Still not sure if we're talking about the same thing, but this is what I found.

Let $r$ be a non-negative real. If $r \ne 1, 2$ then there is a number base in which the first two digits of $r$ are the same. The proof below is partly by computer program.

If $r \ge 3$ the result is clear. Suppose $2 < r < 3$ and let $f$ be the fractional part of $r$. Then for a number base $b \ge 3$, the representation of $r$ begins $2.2$ iff $f \in [2/b, 3/b)$. Since $b > 2$ we have $3/(b + 1) > 2/b$, so the intervals for $b = 3, 4, \ldots$ cover the whole of $(0, 1).$

If $1 < r < 2$ the proof is similar, using bases $b \ge 2$.

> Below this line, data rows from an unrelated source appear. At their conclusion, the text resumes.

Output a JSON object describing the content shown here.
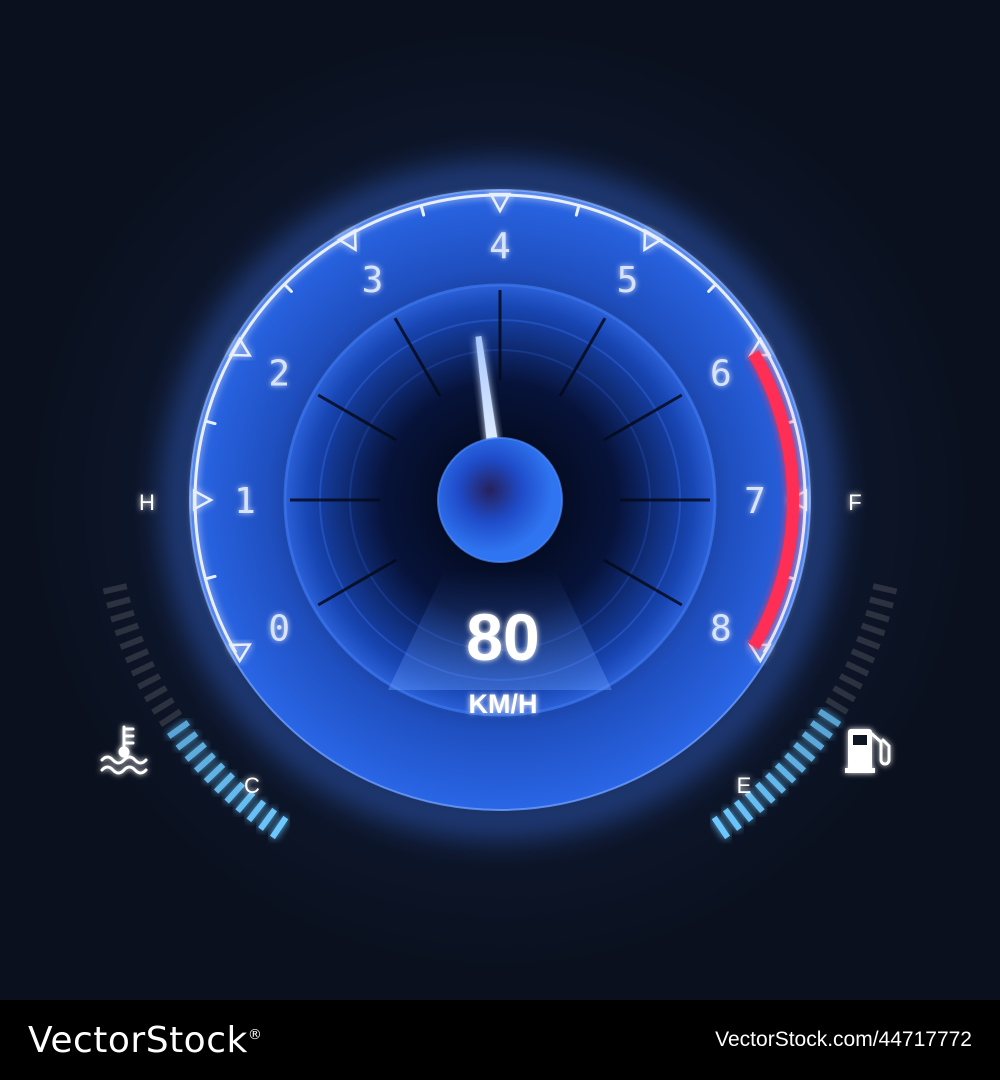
{
  "gauge": {
    "type": "tachometer",
    "scale": {
      "min": 0,
      "max": 8,
      "major_labels": [
        "0",
        "1",
        "2",
        "3",
        "4",
        "5",
        "6",
        "7",
        "8"
      ]
    },
    "needle_value": 3.75,
    "redline_start": 6,
    "speed_value": "80",
    "speed_unit": "KM/H"
  },
  "temperature_gauge": {
    "high_label": "H",
    "low_label": "C",
    "icon": "engine-coolant-icon",
    "level": 0.5
  },
  "fuel_gauge": {
    "full_label": "F",
    "empty_label": "E",
    "icon": "fuel-pump-icon",
    "level": 0.55
  },
  "colors": {
    "background": "#0b1220",
    "dial": "#1f55c8",
    "glow": "#3f7dff",
    "redline": "#ff2d55",
    "bar_active": "#6cc8ff",
    "bar_inactive": "#3a3f4a",
    "text": "#ffffff"
  },
  "footer": {
    "brand": "VectorStock",
    "registered": "®",
    "image_id": "VectorStock.com/44717772"
  }
}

The case $0 \le r < 1$ is the most interesting. If $b \ge 2$ is a number base and $d$ is a digit such that $0 \le d < b$, then the representation of $r$ in base $b$ begins $.dd$ iff $$r \in [(bd + d)/b^2, (bd + d + 1)/b^2).$$ So we have intervals $[0, 1/4)$, $[3/4, 1)$, then $[0, 1/9)$, $[4/9, 5/9)$, $[8/9, 1)$, etc. The question is, do these cover the interval $[0, 1)$? The answer isn't obvious, so I wrote a computer program to find out (using integer arithmetic throughout, to avoid rounding errors). The answer is that the intervals for $2 \le b \le 50$ cover $(0, 1)$, and $50$ is the least upper limit that will work.

In case this unexpected result was due a bug, I wrote programs to generate random reals and random rationals in $(0, 1)$ and look for a base in which the first two digits were the same. Such a base could always be found, and the maximum base required over $10^8$ trials was $50$.